Seventy percent.
I asked her what her rebook rate was. She didn't know. That was the first sign something was wrong. The second was that she didn't want to know.
We pulled the data together on a Tuesday afternoon. It took forty minutes because nobody had ever run the query before, and her booking system didn't have a stock report for it. When it finally ran, the number came back at thirty-two percent.
Thirty-two percent of the clients who walked through her door for the first time in the last twelve months ever came back for a second appointment.
The other sixty-eight percent were paid-for and gone.
The thing to understand about a thirty-two percent rebook rate is that it isn't a marketing problem. It's a marketing tax.
Every dollar she spent on paid ads was being multiplied by three before it produced a repeat customer. Every dollar she paid the SEO firm was being multiplied by three. Every dollar she spent on the referral program was being multiplied by three. She wasn't paying for growth. She was paying for churn. Expensive churn, over and over, on the same handful of first appointments that never turned into a client.
I've come to think of the rebook rate as the truest single measure of business health in a service business. Not revenue. Not new leads. Not even margin. Rebook rate tells you whether the promise you made in your marketing actually landed when the client sat in the chair.
If your promise doesn't land, you don't have a business. You have a client acquisition engine, funneling to a hole in the floor.
Owners who don't track their rebook rate always have a rebook problem. This is the pattern I've come to trust more than any other in this work. The refusal to track it is the tell. If the number were healthy, they would know it. They would print it on the office fridge.
The reason they don't track it is protective. Some part of them already knows what the number is, and knowing exactly what it is would force them to face a truth they've been paying tens of thousands of marketing dollars a month to avoid.
Which is: the acquisition side of the business is doing its job. The retention side of the business is not. And retention is a problem the owner can't outsource, because retention is about what happens inside their four walls, not outside them.
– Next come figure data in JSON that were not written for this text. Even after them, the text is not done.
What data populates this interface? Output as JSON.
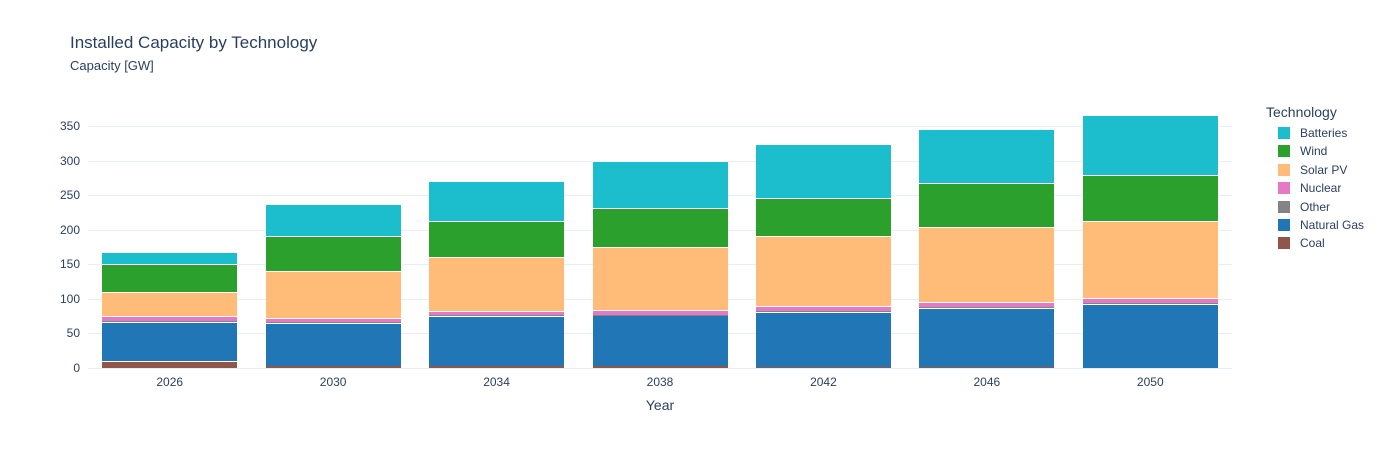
{
  "header": {
    "title": "Installed Capacity by Technology",
    "subtitle": "Capacity [GW]"
  },
  "axes": {
    "x_title": "Year",
    "y_ticks": [
      0,
      50,
      100,
      150,
      200,
      250,
      300,
      350
    ]
  },
  "legend": {
    "title": "Technology",
    "items": [
      "Batteries",
      "Wind",
      "Solar PV",
      "Nuclear",
      "Other",
      "Natural Gas",
      "Coal"
    ]
  },
  "colors": {
    "batteries": "#1cbdcd",
    "wind": "#2ca02c",
    "solar_pv": "#ffbb78",
    "nuclear": "#e679c4",
    "other": "#848484",
    "natural_gas": "#2176b5",
    "coal": "#8f574a",
    "text": "#2a3f5f",
    "gridline": "#e9eef6"
  },
  "chart_data": {
    "type": "bar",
    "stacked": true,
    "title": "Installed Capacity by Technology",
    "xlabel": "Year",
    "ylabel": "Capacity [GW]",
    "categories": [
      "2026",
      "2030",
      "2034",
      "2038",
      "2042",
      "2046",
      "2050"
    ],
    "series": [
      {
        "name": "Batteries",
        "color": "#1cbdcd",
        "values": [
          18,
          46,
          58,
          68,
          78,
          78,
          87
        ]
      },
      {
        "name": "Wind",
        "color": "#2ca02c",
        "values": [
          40,
          51,
          52,
          56,
          55,
          63,
          66
        ]
      },
      {
        "name": "Solar PV",
        "color": "#ffbb78",
        "values": [
          35,
          67,
          78,
          91,
          102,
          109,
          112
        ]
      },
      {
        "name": "Nuclear",
        "color": "#e679c4",
        "values": [
          7,
          7,
          7,
          7,
          7,
          7,
          7
        ]
      },
      {
        "name": "Other",
        "color": "#848484",
        "values": [
          1,
          1,
          1,
          1,
          1,
          1,
          1
        ]
      },
      {
        "name": "Natural Gas",
        "color": "#2176b5",
        "values": [
          57,
          62,
          72,
          73,
          79,
          86,
          93
        ]
      },
      {
        "name": "Coal",
        "color": "#8f574a",
        "values": [
          10,
          3,
          3,
          3,
          2,
          1,
          0
        ]
      }
    ],
    "ylim": [
      0,
      378
    ],
    "grid": true,
    "legend_title": "Technology",
    "legend_position": "right"
  }
}
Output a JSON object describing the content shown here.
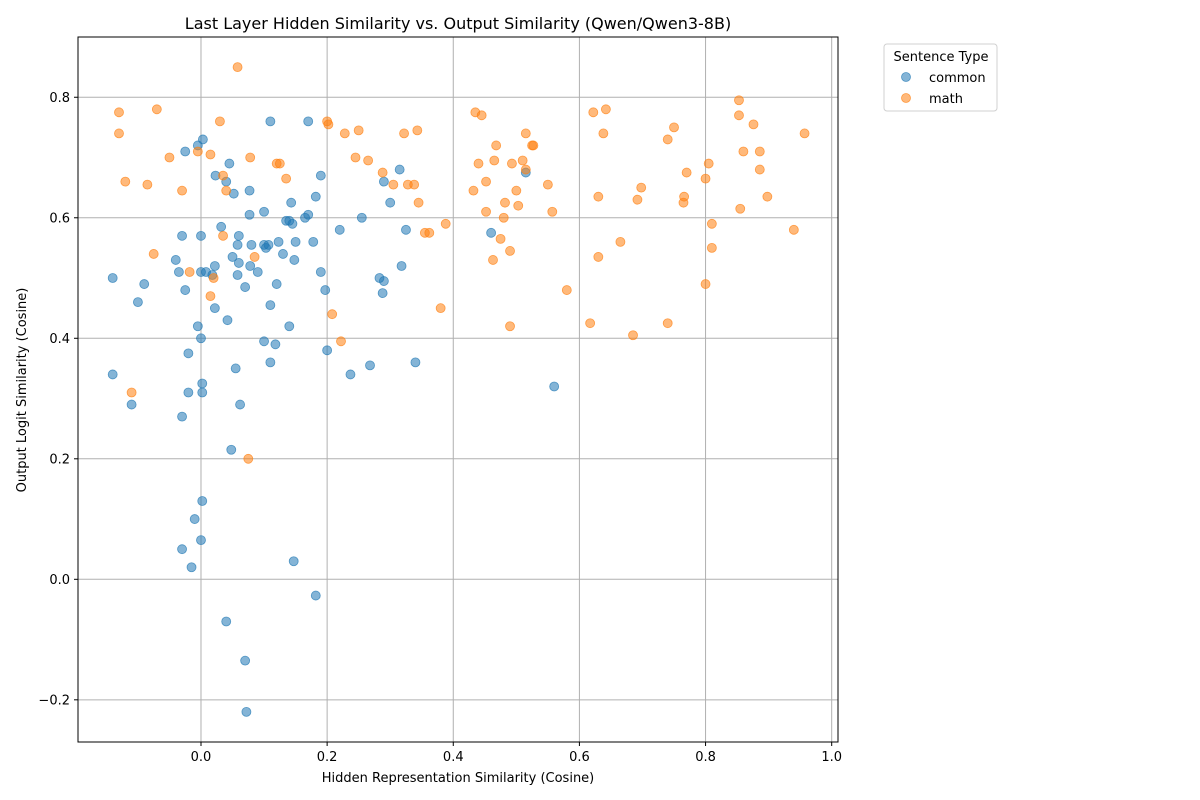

Fixing rebook rate is unglamorous work. It's cleaning up the handoff between the treatment room and the front desk. It's giving practitioners a specific line to say at the end of a session, not a suggestion but a script, that gets the next appointment on the calendar before the client leaves the building. It's calling back within seventy-two hours if the client didn't book on their way out. From a real person. Using their name.
There is no software that solves this. There is no ad campaign that fixes it. There is no rebrand that raises it. The only way to move rebook rate is to change what happens in the twenty seconds between the treatment ending and the client walking out the door.
In six months, we took her rate from thirty-two to fifty-one. Which meant every marketing dollar she'd been spending was suddenly worth about sixty percent more, without her having to spend an extra cent.
The revenue jump followed almost mechanically. Same top of funnel. Same team. Same building. Different number at the bottom, because the bottom of the funnel had stopped leaking.
Look at your rebook rate. Really look. If you don't know it, that's the answer.